Python bindings for libkdtree: FIX of find_within_range...

Michal J. Gajda mjgajda at gmail.com
Fri Mar 20 17:24:16 UTC 2009

Hi,

Indeed KD-tree data structure seems designed to use 'taxi-cab' metric instead of euclidean metric.
That's why I used the same distance type as COORD_T in my patch.
I work around this in my code by filtering points with euclidean distance afterwards.

On the other hand I would love to beta test code for other dimensions than 1f, 3f, and 6f. For now I've got surprising result of 3f projection being faster for 20k points than 6f one.
It may be because runtime grows as O(2^dim*log(n)). It may be that nobody has enough points to usefully exploit anything beyond 10D?
--
Best regards
Michal

-original message-
Subject: Re: Python bindings for libkdtree: FIX of find_within_range...
From: Paul Harris <paulharris at computer.org>
Date: 20-03-2009 15:15

Hrm.

It may be the same reason that find_within_range() would return 4 as well.

See email in archives, subject "Accuracy of libkdtree", 29 Jan 2009.

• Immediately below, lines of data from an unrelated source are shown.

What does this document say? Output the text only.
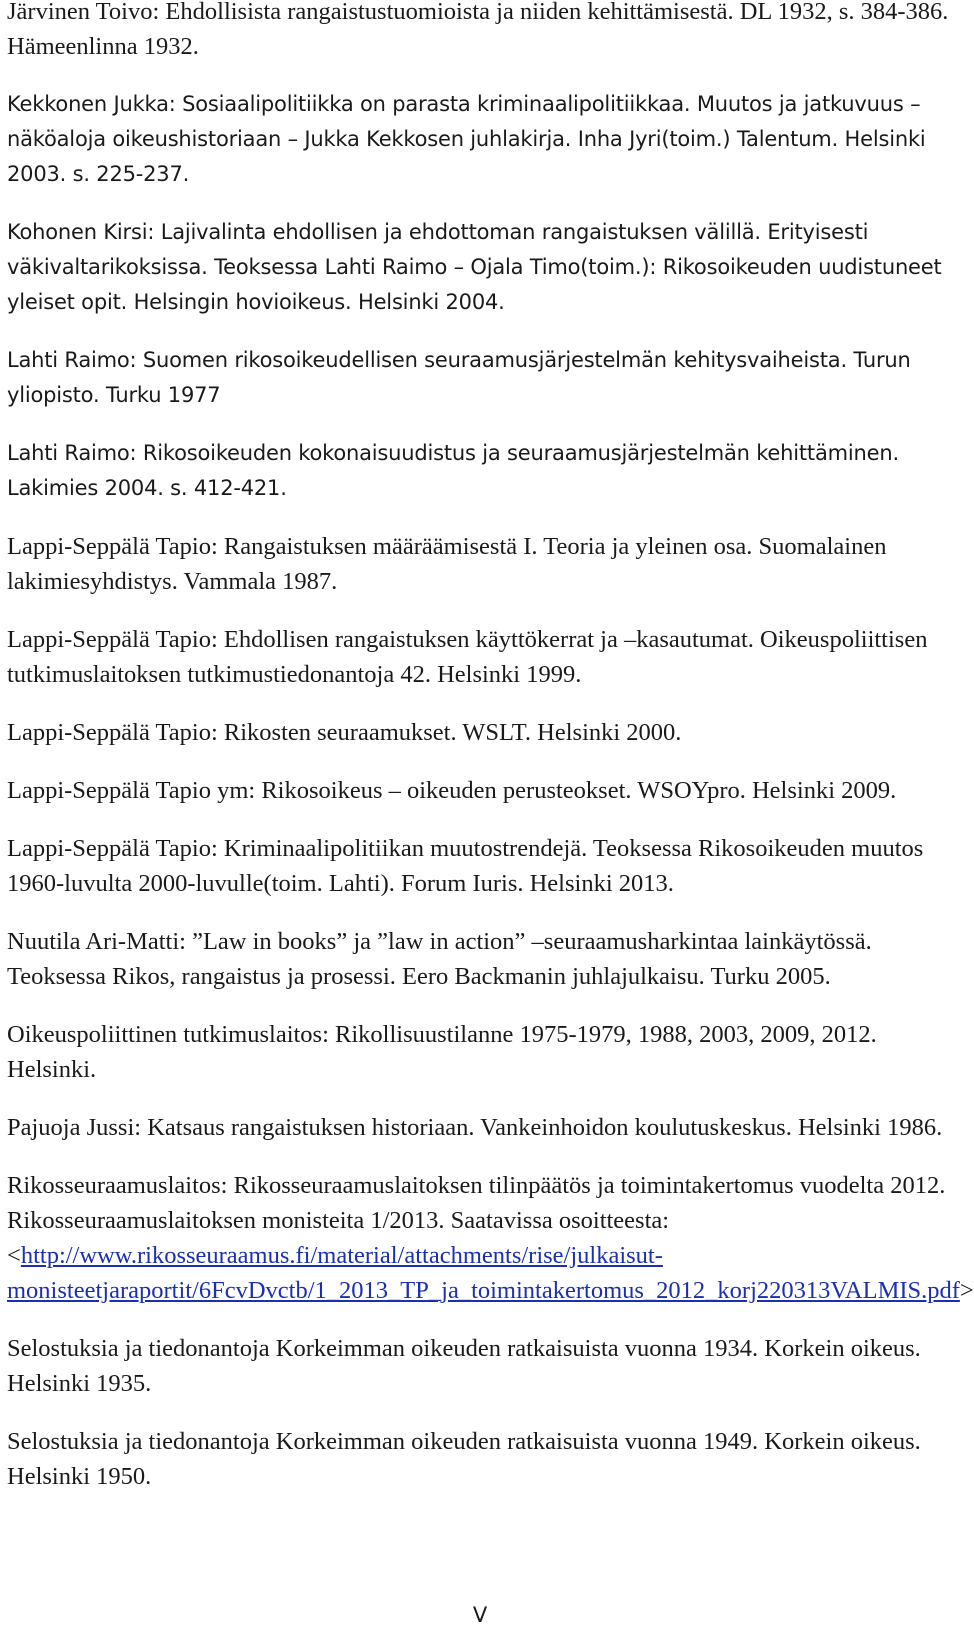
Järvinen Toivo: Ehdollisista rangaistustuomioista ja niiden kehittämisestä. DL 1932, s. 384-386. Hämeenlinna 1932.

Kekkonen Jukka: Sosiaalipolitiikka on parasta kriminaalipolitiikkaa. Muutos ja jatkuvuus – näköaloja oikeushistoriaan – Jukka Kekkosen juhlakirja. Inha Jyri(toim.) Talentum. Helsinki 2003. s. 225-237.

Kohonen Kirsi: Lajivalinta ehdollisen ja ehdottoman rangaistuksen välillä. Erityisesti väkivaltarikoksissa. Teoksessa Lahti Raimo – Ojala Timo(toim.): Rikosoikeuden uudistuneet yleiset opit. Helsingin hovioikeus. Helsinki 2004.

Lahti Raimo: Suomen rikosoikeudellisen seuraamusjärjestelmän kehitysvaiheista. Turun yliopisto. Turku 1977

Lahti Raimo: Rikosoikeuden kokonaisuudistus ja seuraamusjärjestelmän kehittäminen. Lakimies 2004. s. 412-421.

Lappi-Seppälä Tapio: Rangaistuksen määräämisestä I. Teoria ja yleinen osa. Suomalainen lakimiesyhdistys. Vammala 1987.

Lappi-Seppälä Tapio: Ehdollisen rangaistuksen käyttökerrat ja –kasautumat. Oikeuspoliittisen tutkimuslaitoksen tutkimustiedonantoja 42. Helsinki 1999.

Lappi-Seppälä Tapio: Rikosten seuraamukset. WSLT. Helsinki 2000.

Lappi-Seppälä Tapio ym: Rikosoikeus – oikeuden perusteokset. WSOYpro. Helsinki 2009.

Lappi-Seppälä Tapio: Kriminaalipolitiikan muutostrendejä. Teoksessa Rikosoikeuden muutos 1960-luvulta 2000-luvulle(toim. Lahti). Forum Iuris. Helsinki 2013.

Nuutila Ari-Matti: ”Law in books” ja ”law in action” –seuraamusharkintaa lainkäytössä. Teoksessa Rikos, rangaistus ja prosessi. Eero Backmanin juhlajulkaisu. Turku 2005.

Oikeuspoliittinen tutkimuslaitos: Rikollisuustilanne 1975-1979, 1988, 2003, 2009, 2012. Helsinki.

Pajuoja Jussi: Katsaus rangaistuksen historiaan. Vankeinhoidon koulutuskeskus. Helsinki 1986.

Rikosseuraamuslaitos: Rikosseuraamuslaitoksen tilinpäätös ja toimintakertomus vuodelta 2012. Rikosseuraamuslaitoksen monisteita 1/2013. Saatavissa osoitteesta: <http://www.rikosseuraamus.fi/material/attachments/rise/julkaisut-monisteetjaraportit/6FcvDvctb/1_2013_TP_ja_toimintakertomus_2012_korj220313VALMIS.pdf>

Selostuksia ja tiedonantoja Korkeimman oikeuden ratkaisuista vuonna 1934. Korkein oikeus. Helsinki 1935.

Selostuksia ja tiedonantoja Korkeimman oikeuden ratkaisuista vuonna 1949. Korkein oikeus. Helsinki 1950.

V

This will need to be confirmed, I'll put it on my list to try and do asap.
My theory is that it may only be checking in each dimension individually (a
Manhattan distance check), and not doing a final  Euclidean distance check.
That would be my initial guess.   I'm not sure what the logic would be
behind that, maybe just speed.  Anyway enough guess-work, next step is to
confirm.

If anyone wants to step up and figure out what is going on, and to have some
input into what should be done about it, be my guest :)

cheers,
Paul

2009/3/20 Willi Richert <w.richert at gmx.net>

> Hi,
>
> alright, I can do that.
>
> However, I just found out that the range measurement is somehow "illogic":
>
>    def test_count_within_range(self):
>        nn = KDTree_2Int()
>
>        for p in [(0,0), (1,0), (0,1), (1,1)]:
>
>         res = nn.count_within_range((0,0), 1.0)
>        self.assertEqual(3, res, "Counted %i points instead of %i"%(res, 3))
>
>         res = nn.count_within_range((0,0), 1.9)
>         self.assertEqual(4, res, "Counted %i points instead of %i"%(res,
> 4))
>
>
> libkdtree_new/python-bindings> python -m unittest
> py-kdtree_test.KDTree_2IntTestCase.test_count_within_range
> F
> ======================================================================
> FAIL: test_count_within_range (py-kdtree_test.KDTree_2IntTestCase)
> ----------------------------------------------------------------------
> Traceback (most recent call last):
>  File "py-kdtree_test.py", line 110, in test_count_within_range
>     self.assertEqual(3, res, "Counted %i points instead of %i"%(res, 3))
> AssertionError: Counted 4 points instead of 3
>
> ----------------------------------------------------------------------
> Ran 1 test in 0.001s
>
>
> Any suggestion why that is the case? The point (1,1) should not be counted
> as its distance to (0,0) is sqrt(2)>1.0
>
> wr
>
> On Freitag 20 März 2009 11:56:16 Paul Harris wrote:
> > Hi,
> >
> > 2009/3/20 Willi Richert <w.richert at gmx.net>
> >
> > > One more thing: The current state of having one explicit template
> > > realization
> > > in the python/swig part annoys me a little bit. Some weeks ago there
> was
> > > a discussion on the ML about whether or not dynamically supporting the
> > > specification of the dimension and type. How is the status here, Paul?
> If
> > > you
> > > have decided against it, I will provide a python file that generates
> all
> > > the
> > > stuff for float, double and int for dim \in [1, .., 20]. That will ease
> > > the maintenance a lot.  In the other case the situation for the python
> > > bindings will be much smoother. But the performance will maybe suffer.
> > > Can you shed some light on this decision, Paul?
> >
> > Its still on the list, but I haven't had the time to do anything on
> kdtree
> > for a while now, so i'm just focusing pushing through bug fixes to ensure
> > that the results are correct.
> >
> > I would guess it'll be at least a month before I can do anything, unless
> I
> > manage to find a small random window of time where I can attack that
> issue.
> >
> > Would it be too much to ask if you write the python file that generates
> all
> > the variants, and then we can do the dynamic version later?  I don't know
> > how much work that would involve, if its not too much then I would prefer
> > if you set yourself up with a low-maintenance solution first.
> >
> > cheers,
> > Paul
>
>